In the recent English High Court case of MV Arundel Castle1, the Judge ruled that a vessel, that could not immediately proceed to berth due to congestion and that was directed to anchor outside port limits by the port authority, was held not to be an arrived ship for the purposes of tendering Notice of Readiness (NOR).
Clause 15 of the fixture recap contained the following wording:
“[Notice of readiness] to be tendered at both ends even by cable/telex/telefax on vessels arrival at load/disch ports within port limits. The [notice of readiness] not to be tendered before commencement of laydays.”
In addition, the Gencon 94 standard form was incorporated into the charter as follows:
“Otherwise Gencon 94 printed form charterparty with logical amendments on [basis] the terms as per fixture recap.”
Clause 6(c) of Gencon 94 includes the following under the sub-heading “Commencement of laytime (loading and discharging)”:
“If the loading/discharging berth is not available on the Vessel’s arrival at or off the port of loading/discharging, the Vessel shall be entitled to give notice of readiness within ordinary office hours on arrival there … Laytime or time on demurrage shall then count as if she were in berth and in all respects ready for loading/discharging provided that the Master warrants that she is in fact ready in all respects. Time used in moving from the place of waiting to the loading/discharging berth shall not count as laytime…”
As explained, on arrival at the load port, a vessel was unable to proceed to berth due to congestion and anchored at a location directed by the port authority. At this point the vessel tendered NOR. A dispute arose, in respect of the owners’ subsequent demurrage claim, as to whether or not this NOR was valid and an arbitration was commenced.
The arbitrators held that the NOR was invalid as it had been tendered outside of port limits and therefore did not comply with the requirements of Clause 15, as detailed above. Port limits were identified by reference to the relevant Admiralty chart presented to the tribunal.
The owners disputed that port limits included any area where vessels are customarily asked to wait by the port authorities, where vessels load or discharge cargo and crucially anywhere outside the delineated area in circumstances where the vessel is ordered to wait by the port authorities.
The owners’ appeal was dismissed. Applying The Joanna Oldendorff principle, the Judge held that the arbitrators were entitled to conclude that the vessel was not within port limits based on the Admiralty chart which had been presented to them. Places where vessels are ordered to wait for their turn to load, which are included in the definition of port provided by the Laytime Definitions for Charterparties 2013 (as submitted by Owners) as well as the Baltic Code 2014, can nevertheless fall to be outside port limits.
However, an additional argument submitted by the charterers that, for the sake of certainty, port limits should be conclusively defined by the geographical limits as shown by an Admiralty chart, was also dismissed. In this case, the owners had failed to prove that the vessel was within port limits where limited material had been provided to the arbitrators. The judgment left it open for a different conclusion to be reached based upon further material, even with regards to the same port.
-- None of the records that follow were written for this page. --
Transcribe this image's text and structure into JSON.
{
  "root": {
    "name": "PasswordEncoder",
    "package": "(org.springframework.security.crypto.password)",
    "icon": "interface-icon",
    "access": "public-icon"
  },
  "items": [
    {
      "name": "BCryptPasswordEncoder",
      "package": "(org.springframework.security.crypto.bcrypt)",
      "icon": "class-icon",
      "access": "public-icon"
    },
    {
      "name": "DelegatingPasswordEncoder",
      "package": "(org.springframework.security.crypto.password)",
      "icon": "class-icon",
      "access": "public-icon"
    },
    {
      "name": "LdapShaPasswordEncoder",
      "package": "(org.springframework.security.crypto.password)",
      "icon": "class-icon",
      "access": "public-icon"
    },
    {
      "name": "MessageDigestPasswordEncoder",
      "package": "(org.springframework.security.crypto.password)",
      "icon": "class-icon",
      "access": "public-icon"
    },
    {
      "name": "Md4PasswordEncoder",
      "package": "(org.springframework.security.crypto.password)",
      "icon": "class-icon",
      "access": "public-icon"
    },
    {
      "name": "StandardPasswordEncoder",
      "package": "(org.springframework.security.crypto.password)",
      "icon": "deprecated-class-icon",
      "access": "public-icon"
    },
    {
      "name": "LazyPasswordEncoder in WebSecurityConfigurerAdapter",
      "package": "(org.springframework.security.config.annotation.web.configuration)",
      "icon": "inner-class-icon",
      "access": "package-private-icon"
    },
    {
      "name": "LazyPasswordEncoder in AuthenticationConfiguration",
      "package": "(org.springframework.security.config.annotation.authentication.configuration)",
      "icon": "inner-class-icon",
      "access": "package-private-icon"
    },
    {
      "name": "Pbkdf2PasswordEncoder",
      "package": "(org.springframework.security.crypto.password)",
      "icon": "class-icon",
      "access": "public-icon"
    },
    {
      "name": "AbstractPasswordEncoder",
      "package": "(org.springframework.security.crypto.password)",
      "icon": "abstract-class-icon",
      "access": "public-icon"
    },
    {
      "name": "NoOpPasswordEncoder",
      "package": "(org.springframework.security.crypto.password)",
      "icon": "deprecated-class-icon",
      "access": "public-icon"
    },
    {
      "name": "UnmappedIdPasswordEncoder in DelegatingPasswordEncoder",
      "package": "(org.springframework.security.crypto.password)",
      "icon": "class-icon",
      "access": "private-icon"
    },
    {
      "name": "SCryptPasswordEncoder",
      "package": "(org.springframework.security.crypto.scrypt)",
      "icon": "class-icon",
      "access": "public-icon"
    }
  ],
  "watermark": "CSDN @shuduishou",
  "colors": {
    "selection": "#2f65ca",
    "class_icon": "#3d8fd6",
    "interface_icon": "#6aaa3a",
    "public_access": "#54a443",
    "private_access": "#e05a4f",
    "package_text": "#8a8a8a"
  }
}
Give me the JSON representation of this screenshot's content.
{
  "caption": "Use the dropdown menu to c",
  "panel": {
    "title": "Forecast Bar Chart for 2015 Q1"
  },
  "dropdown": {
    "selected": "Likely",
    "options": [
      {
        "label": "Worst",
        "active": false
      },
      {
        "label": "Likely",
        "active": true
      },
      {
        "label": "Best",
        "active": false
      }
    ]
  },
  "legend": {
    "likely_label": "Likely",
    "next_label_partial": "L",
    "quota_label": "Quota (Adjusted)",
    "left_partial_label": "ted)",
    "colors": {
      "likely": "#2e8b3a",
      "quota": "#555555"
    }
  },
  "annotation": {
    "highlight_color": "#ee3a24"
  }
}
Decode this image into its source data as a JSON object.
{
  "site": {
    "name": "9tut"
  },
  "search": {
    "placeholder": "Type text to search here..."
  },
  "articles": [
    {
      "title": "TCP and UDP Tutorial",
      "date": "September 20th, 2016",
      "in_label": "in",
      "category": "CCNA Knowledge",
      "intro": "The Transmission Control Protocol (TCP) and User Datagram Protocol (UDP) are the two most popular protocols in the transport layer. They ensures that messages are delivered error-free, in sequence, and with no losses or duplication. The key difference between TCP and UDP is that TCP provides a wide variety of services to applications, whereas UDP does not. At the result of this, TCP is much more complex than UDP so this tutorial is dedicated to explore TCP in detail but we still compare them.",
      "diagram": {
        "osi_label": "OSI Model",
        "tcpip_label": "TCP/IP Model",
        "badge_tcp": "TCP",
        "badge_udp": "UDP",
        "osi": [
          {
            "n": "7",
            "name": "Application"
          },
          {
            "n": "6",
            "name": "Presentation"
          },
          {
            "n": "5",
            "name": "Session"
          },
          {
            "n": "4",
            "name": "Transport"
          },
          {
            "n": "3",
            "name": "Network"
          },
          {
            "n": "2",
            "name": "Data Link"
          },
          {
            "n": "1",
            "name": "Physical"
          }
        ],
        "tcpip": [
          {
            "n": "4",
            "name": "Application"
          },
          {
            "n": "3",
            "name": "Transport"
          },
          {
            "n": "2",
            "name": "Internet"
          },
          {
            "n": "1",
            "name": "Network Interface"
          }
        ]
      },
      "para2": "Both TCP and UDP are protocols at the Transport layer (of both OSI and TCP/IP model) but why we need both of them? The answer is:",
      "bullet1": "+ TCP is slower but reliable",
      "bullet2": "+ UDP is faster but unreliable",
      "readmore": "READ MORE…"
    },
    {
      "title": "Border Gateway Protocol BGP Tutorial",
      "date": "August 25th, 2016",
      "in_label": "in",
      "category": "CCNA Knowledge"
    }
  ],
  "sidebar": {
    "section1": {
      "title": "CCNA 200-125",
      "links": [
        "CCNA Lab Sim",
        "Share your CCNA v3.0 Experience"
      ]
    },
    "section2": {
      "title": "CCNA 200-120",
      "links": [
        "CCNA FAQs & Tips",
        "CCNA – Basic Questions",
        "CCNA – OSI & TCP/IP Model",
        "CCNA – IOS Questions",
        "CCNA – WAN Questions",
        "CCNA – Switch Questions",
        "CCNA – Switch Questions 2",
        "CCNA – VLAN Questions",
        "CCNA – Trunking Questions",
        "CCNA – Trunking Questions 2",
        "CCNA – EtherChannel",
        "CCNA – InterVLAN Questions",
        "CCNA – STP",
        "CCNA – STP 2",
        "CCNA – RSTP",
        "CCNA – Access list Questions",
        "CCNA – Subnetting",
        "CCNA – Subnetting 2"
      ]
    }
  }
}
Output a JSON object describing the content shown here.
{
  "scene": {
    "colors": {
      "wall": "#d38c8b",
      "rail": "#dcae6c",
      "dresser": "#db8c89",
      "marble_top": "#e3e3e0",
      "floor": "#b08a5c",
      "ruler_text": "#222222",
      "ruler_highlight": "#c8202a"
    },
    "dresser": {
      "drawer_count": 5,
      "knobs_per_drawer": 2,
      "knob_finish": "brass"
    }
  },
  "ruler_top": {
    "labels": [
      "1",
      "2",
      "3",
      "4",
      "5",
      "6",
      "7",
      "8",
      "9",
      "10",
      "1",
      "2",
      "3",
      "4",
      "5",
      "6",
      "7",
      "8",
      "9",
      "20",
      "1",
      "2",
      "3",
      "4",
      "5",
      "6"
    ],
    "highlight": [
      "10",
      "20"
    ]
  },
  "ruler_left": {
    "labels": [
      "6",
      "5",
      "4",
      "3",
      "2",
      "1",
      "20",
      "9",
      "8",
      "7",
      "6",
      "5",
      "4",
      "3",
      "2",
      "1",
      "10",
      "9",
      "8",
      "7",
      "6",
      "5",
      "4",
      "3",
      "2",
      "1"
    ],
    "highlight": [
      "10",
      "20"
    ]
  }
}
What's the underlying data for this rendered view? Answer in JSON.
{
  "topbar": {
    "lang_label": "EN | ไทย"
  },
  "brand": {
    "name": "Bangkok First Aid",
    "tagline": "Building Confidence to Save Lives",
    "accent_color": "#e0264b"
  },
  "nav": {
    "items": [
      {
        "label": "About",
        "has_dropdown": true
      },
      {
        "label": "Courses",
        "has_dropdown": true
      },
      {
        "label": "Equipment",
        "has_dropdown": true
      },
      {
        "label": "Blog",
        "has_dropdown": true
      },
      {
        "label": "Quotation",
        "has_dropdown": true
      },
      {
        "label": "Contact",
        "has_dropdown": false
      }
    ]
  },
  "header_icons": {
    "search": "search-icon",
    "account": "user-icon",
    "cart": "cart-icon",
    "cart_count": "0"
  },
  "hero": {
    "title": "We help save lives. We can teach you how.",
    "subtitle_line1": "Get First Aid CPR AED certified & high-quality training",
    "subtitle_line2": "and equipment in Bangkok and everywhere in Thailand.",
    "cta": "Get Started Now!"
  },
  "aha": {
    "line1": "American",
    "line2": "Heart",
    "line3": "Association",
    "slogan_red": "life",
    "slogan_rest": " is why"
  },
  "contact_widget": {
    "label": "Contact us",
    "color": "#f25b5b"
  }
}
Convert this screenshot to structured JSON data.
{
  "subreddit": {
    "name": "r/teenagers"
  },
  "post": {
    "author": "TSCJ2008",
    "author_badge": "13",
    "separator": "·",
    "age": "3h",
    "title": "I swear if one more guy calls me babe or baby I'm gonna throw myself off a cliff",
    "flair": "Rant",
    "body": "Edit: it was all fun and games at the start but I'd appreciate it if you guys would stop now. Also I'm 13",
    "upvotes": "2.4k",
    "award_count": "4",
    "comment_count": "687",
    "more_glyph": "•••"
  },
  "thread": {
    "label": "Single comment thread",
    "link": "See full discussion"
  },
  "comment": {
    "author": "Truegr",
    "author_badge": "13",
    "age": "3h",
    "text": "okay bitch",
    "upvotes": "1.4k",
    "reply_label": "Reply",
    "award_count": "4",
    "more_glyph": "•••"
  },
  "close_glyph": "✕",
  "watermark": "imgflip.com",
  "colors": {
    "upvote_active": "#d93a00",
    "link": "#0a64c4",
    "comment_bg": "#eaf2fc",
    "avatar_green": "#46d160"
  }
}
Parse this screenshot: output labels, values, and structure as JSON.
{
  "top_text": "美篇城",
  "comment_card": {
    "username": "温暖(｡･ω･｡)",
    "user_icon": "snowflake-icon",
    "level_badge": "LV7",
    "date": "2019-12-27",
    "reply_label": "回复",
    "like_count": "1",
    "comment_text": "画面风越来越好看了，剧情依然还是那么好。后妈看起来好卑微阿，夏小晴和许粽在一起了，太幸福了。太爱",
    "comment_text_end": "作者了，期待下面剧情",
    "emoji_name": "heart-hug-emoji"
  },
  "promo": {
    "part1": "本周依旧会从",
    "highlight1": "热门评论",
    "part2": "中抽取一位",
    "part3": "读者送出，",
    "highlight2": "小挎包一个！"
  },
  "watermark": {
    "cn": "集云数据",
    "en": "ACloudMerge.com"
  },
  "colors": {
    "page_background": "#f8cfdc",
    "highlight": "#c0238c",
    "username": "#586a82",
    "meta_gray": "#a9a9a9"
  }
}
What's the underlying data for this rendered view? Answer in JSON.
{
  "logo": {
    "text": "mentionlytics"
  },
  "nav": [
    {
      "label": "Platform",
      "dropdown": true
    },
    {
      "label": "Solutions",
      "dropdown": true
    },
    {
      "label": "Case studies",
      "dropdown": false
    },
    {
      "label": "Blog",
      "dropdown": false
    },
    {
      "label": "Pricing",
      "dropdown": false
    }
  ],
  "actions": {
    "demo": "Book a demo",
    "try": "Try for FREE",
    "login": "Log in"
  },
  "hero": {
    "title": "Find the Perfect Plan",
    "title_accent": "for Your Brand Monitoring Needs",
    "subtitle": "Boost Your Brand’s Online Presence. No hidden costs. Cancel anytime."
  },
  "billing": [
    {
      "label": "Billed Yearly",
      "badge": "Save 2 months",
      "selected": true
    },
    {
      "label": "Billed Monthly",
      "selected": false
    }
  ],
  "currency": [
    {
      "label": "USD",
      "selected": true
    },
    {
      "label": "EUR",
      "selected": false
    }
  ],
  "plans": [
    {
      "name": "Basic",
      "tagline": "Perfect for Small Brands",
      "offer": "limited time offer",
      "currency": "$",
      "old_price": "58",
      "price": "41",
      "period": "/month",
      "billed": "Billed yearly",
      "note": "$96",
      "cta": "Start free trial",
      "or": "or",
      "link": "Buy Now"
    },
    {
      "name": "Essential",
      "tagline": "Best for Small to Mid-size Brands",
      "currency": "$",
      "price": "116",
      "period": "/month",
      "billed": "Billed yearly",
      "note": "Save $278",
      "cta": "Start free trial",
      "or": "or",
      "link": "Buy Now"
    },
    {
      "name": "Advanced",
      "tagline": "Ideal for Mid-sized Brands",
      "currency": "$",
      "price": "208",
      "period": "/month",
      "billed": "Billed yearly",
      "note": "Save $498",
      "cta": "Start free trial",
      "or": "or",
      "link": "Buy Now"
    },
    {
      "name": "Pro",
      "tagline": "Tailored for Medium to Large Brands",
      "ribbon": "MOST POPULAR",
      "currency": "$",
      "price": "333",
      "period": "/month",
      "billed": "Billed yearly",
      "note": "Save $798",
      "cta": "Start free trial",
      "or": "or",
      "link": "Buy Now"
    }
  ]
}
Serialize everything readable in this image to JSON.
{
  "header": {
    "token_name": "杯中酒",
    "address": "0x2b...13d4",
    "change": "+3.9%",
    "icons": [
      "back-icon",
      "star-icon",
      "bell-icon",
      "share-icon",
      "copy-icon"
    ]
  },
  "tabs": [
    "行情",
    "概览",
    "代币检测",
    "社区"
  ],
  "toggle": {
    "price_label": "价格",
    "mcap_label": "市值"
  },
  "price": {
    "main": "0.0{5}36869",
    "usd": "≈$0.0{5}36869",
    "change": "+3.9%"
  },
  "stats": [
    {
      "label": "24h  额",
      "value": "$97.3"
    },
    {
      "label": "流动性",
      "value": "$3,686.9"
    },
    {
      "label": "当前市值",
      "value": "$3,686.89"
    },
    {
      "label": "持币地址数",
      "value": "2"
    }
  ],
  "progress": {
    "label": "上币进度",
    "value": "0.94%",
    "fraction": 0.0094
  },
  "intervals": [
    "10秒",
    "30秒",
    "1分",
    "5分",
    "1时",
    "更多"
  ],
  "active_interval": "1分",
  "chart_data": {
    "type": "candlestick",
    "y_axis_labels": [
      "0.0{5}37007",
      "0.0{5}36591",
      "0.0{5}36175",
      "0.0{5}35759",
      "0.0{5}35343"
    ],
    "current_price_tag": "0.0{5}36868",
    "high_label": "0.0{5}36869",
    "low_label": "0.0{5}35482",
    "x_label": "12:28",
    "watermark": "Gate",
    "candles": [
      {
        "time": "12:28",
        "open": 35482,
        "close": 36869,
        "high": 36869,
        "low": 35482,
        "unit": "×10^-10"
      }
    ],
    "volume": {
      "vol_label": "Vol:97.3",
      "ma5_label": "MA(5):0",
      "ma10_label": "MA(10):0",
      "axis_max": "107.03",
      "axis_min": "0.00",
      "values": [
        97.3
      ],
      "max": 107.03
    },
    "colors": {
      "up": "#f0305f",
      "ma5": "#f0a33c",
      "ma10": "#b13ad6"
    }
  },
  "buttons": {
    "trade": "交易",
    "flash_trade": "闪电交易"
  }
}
This case serves as a reminder of the importance of tendering NOR which complies with the requirements of the charter. It is open to the parties to specifically provide for what they intend in terms of allocation of the risk of delay from congestion at the named port, as they did so here by express wording in the fixture recap.
The vessel must have arrived at the relevant place for the tender of NOR to be valid. Whereas a NOR simply tendered prematurely can subsequently become valid, i.e. where time restrictions apply, such as those providing for tender not before commencement of laydays or between certain hours. A NOR tendered prior to the vessel becoming an arrived ship cannot be perfected and will not become valid on arrival.
Owners therefore need to be mindful of the regime for tender of NOR provided for in the charter and if in doubt, seek advice on valid tender to avoid disputes.